A substantial understatement of income tax occurs in any year where the amount of the understatement exceeds the greater of ten percent (10%) of the amount required to be shown on the return or $5,000. I.R.C. § 6662(d)(1)(A). The understatement will be reduced if there was substantial authority for such treatment, or if the relevant facts are adequately disclosed in the return or attached statement, or if there was reasonable basis for such treatment. I.R.C. § 6662(d)(2)(B). An exception exists if the taxpayer can show reasonable cause for the understatement and that he or she acted in good faith. I.R.C. § 6664(c).

Campbell contends that he is not liable for the accuracy-related penalty because: (1) he disclosed the qui tam payment on his tax return, both on line 21 and on Form 8275; (2) there was reasonable cause for the omission; and (3) that he acted in good faith. The Commissioner contends that while the qui tam payments were “reflected” on Campbell's return, they were “dropped” in calculating his ultimate tax liability and that such underpayment resulted in a “substantial understatement of income” under I.R.C. § 6662(b). We agree. Campbell did not disclose the amount in good faith and with reasonable cause merely by mentioning them in two places on his return. He incredulously and conveniently ignored or overlooked the amount when it was time to do the math. He showed no reasonable cause for that omission. It was an overt and intentional act to underpay.


We now turn to whether Campbell satisfies either exception to the imposition of the 20% penalty. Did he provide: (a) substantial authority for the omission, (b) did he adequately disclose the omission, or (c) did he have a reasonable basis for the

omission? I.R.C. § 6662(d)(2)(B). Did he have: (a) a reasonable cause for his position, or (b) did he prove that he acted in good faith: I.R.C. § 6664(c).

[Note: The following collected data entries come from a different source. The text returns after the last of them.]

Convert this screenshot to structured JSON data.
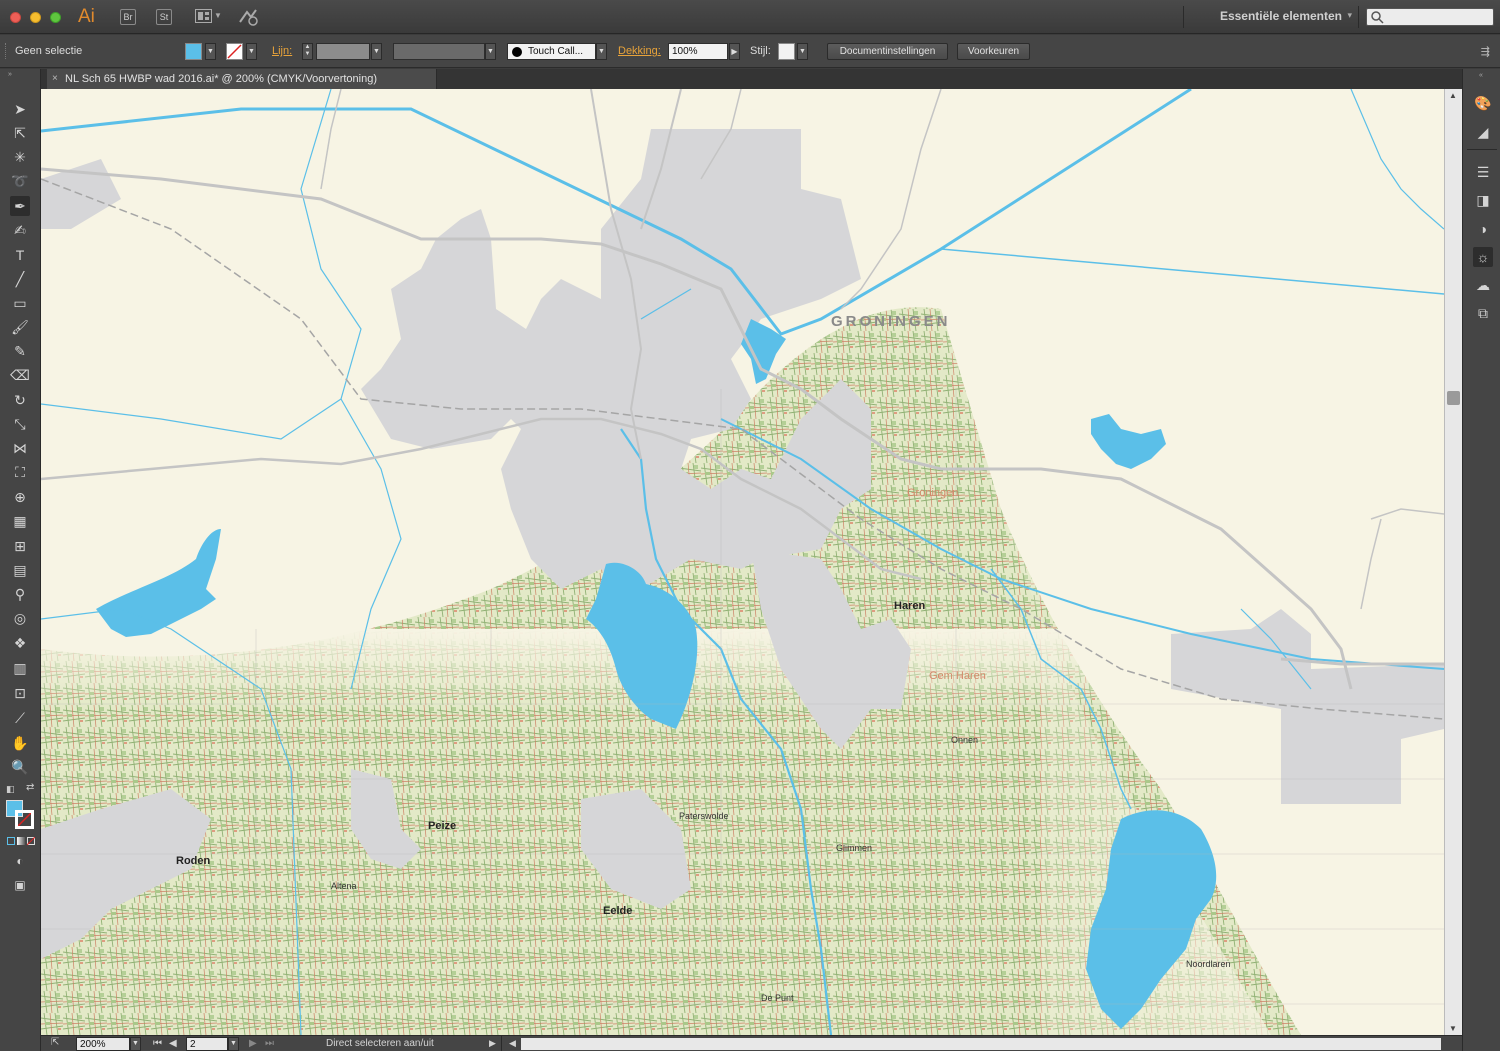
{
  "app": {
    "logo": "Ai",
    "bridge_label": "Br",
    "stock_label": "St",
    "workspace": "Essentiële elementen",
    "search_placeholder": ""
  },
  "control_bar": {
    "selection_label": "Geen selectie",
    "stroke_label": "Lijn:",
    "brush_label": "Touch Call...",
    "opacity_label": "Dekking:",
    "opacity_value": "100%",
    "style_label": "Stijl:",
    "doc_settings_button": "Documentinstellingen",
    "preferences_button": "Voorkeuren"
  },
  "document_tab": {
    "close": "×",
    "title": "NL Sch 65 HWBP  wad 2016.ai* @ 200% (CMYK/Voorvertoning)"
  },
  "status_bar": {
    "zoom": "200%",
    "page": "2",
    "status_text": "Direct selecteren aan/uit"
  },
  "map_labels": {
    "groningen_big": "GRONINGEN",
    "groningen_small": "Groningen",
    "haren": "Haren",
    "roden": "Roden",
    "peize": "Peize",
    "eelde": "Eelde",
    "paterswolde": "Paterswolde",
    "glimmen": "Glimmen",
    "onnen": "Onnen",
    "noordlaren": "Noordlaren",
    "gem_haren": "Gem Haren",
    "altena": "Altena",
    "depunt": "De Punt"
  },
  "colors": {
    "water": "#5bbfe8",
    "urban": "#d6d6d8",
    "land": "#f7f4e4",
    "topo_green": "#c9d9a8",
    "accent_orange": "#e8a33a"
  }
}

The Tax Court determined in its findings of fact that Campbell did not meet either exception. Campbell asserted that he relied upon substantial case law authority. He contends he made adequate disclosure and showed reasonable basis. The Tax Court found to the contrary. Campbell's citations to authority were no authority for his position. Certainly they are neither reasonable or persuasive. They are meritless. The Tax Court did not clearly err in finding that Campbell did not qualify for the first exception to the accuracy-related penalty under Section 6662(d)(2)(B).

Next Campbell claims he has provided reasonable cause for his position. The Tax Court found no such reasonable cause. Campbell claims he acted in good faith. Campbell is a sophisticated taxpayer who chose not to consult a professional tax consultant in preparing his return. The Tax Court did not clearly err in finding that Campbell did not qualify for the second exception to the accuracy-related penalty under Section 6664(c).


The Tax Court correctly concluded that the entire $5.25 million qui tam payment awarded to Campbell under the FCA was includable in gross income and that Campbell was liable for the Section 6662(a) accuracy-related penalty.